22. Estos problemas están íntimamente ligados a la cultura del descarte, que afecta tanto a los seres humanos excluidos como a las cosas que rápidamente se convierten en basura. Advirtamos, por ejemplo, que la mayor parte del papel que se produce se desperdicia y no se recicla. Nos cuesta reconocer que el funcionamiento de los ecosistemas naturales es ejemplar: las plantas sintetizan nutrientes que alimentan a los herbívoros; estos a su vez alimentan a los seres carnívoros, que proporcionan importantes cantidades de residuos orgánicos, los cuales dan lugar a una nueva generación de vegetales.
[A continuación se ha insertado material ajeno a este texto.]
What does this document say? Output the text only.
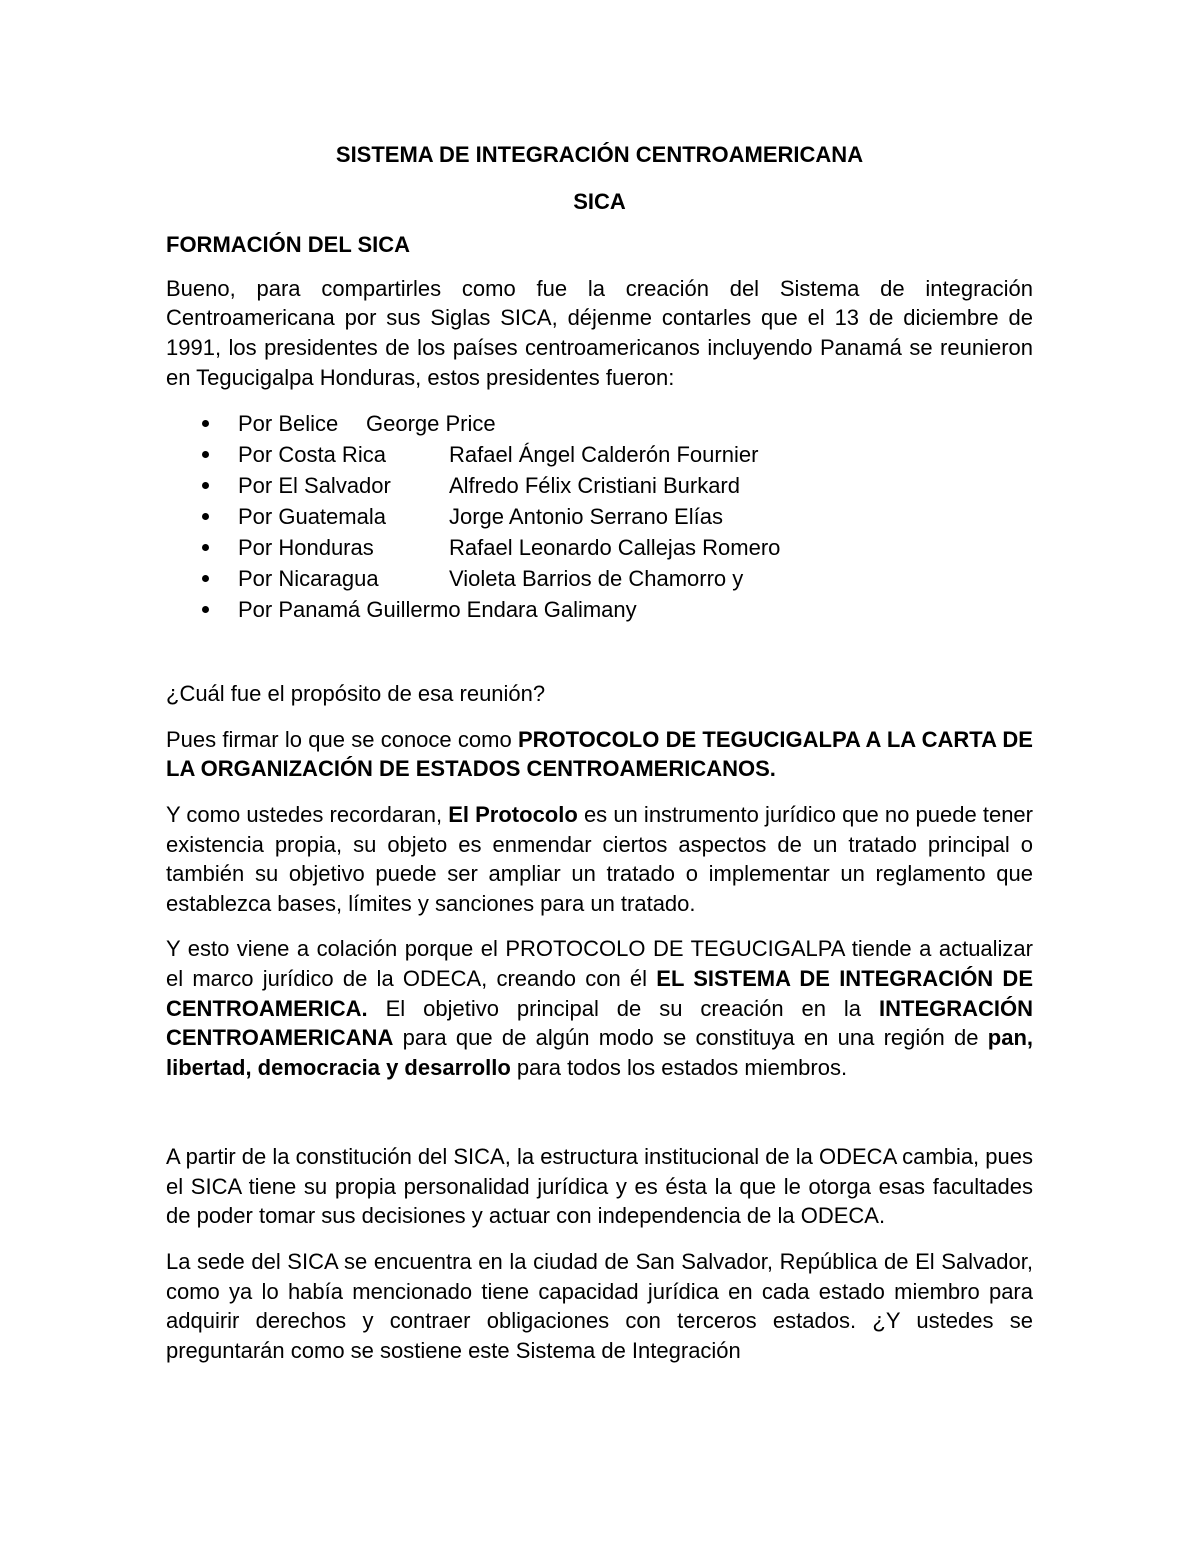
SISTEMA DE INTEGRACIÓN CENTROAMERICANA
SICA
FORMACIÓN DEL SICA

Bueno, para compartirles como fue la creación del Sistema de integración Centroamericana por sus Siglas SICA, déjenme contarles que el 13 de diciembre de 1991, los presidentes de los países centroamericanos incluyendo Panamá se reunieron en Tegucigalpa Honduras, estos presidentes fueron:

Por Belice George Price
Por Costa Rica	Rafael Ángel Calderón Fournier
Por El Salvador	Alfredo Félix Cristiani Burkard
Por Guatemala	Jorge Antonio Serrano Elías
Por Honduras	Rafael Leonardo Callejas Romero
Por Nicaragua	Violeta Barrios de Chamorro y
Por Panamá Guillermo Endara Galimany

¿Cuál fue el propósito de esa reunión?

Pues firmar lo que se conoce como PROTOCOLO DE TEGUCIGALPA A LA CARTA DE LA ORGANIZACIÓN DE ESTADOS CENTROAMERICANOS.

Y como ustedes recordaran, El Protocolo es un instrumento jurídico que no puede tener existencia propia, su objeto es enmendar ciertos aspectos de un tratado principal o también su objetivo puede ser ampliar un tratado o implementar un reglamento que establezca bases, límites y sanciones para un tratado.

Y esto viene a colación porque el PROTOCOLO DE TEGUCIGALPA tiende a actualizar el marco jurídico de la ODECA, creando con él EL SISTEMA DE INTEGRACIÓN DE CENTROAMERICA. El objetivo principal de su creación en la INTEGRACIÓN CENTROAMERICANA para que de algún modo se constituya en una región de pan, libertad, democracia y desarrollo para todos los estados miembros.

A partir de la constitución del SICA, la estructura institucional de la ODECA cambia, pues el SICA tiene su propia personalidad jurídica y es ésta la que le otorga esas facultades de poder tomar sus decisiones y actuar con independencia de la ODECA.

La sede del SICA se encuentra en la ciudad de San Salvador, República de El Salvador, como ya lo había mencionado tiene capacidad jurídica en cada estado miembro para adquirir derechos y contraer obligaciones con terceros estados. ¿Y ustedes se preguntarán como se sostiene este Sistema de Integración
En cambio, el sistema industrial, al final del ciclo de producción y de consumo, no ha desarrollado la capacidad de absorber y reutilizar residuos y desechos. Todavía no se ha logrado adoptar un modelo circular de producción que asegure recursos para todos y para las generaciones futuras, y que supone limitar al máximo el uso de los recursos no renovables, moderar el consumo, maximizar la eficiencia del aprovechamiento, reutilizar y reciclar. Abordar esta cuestión sería un modo de contrarrestar la cultura del descarte, que termina afectando al planeta entero, pero observamos que los avances en este sentido son todavía muy escasos.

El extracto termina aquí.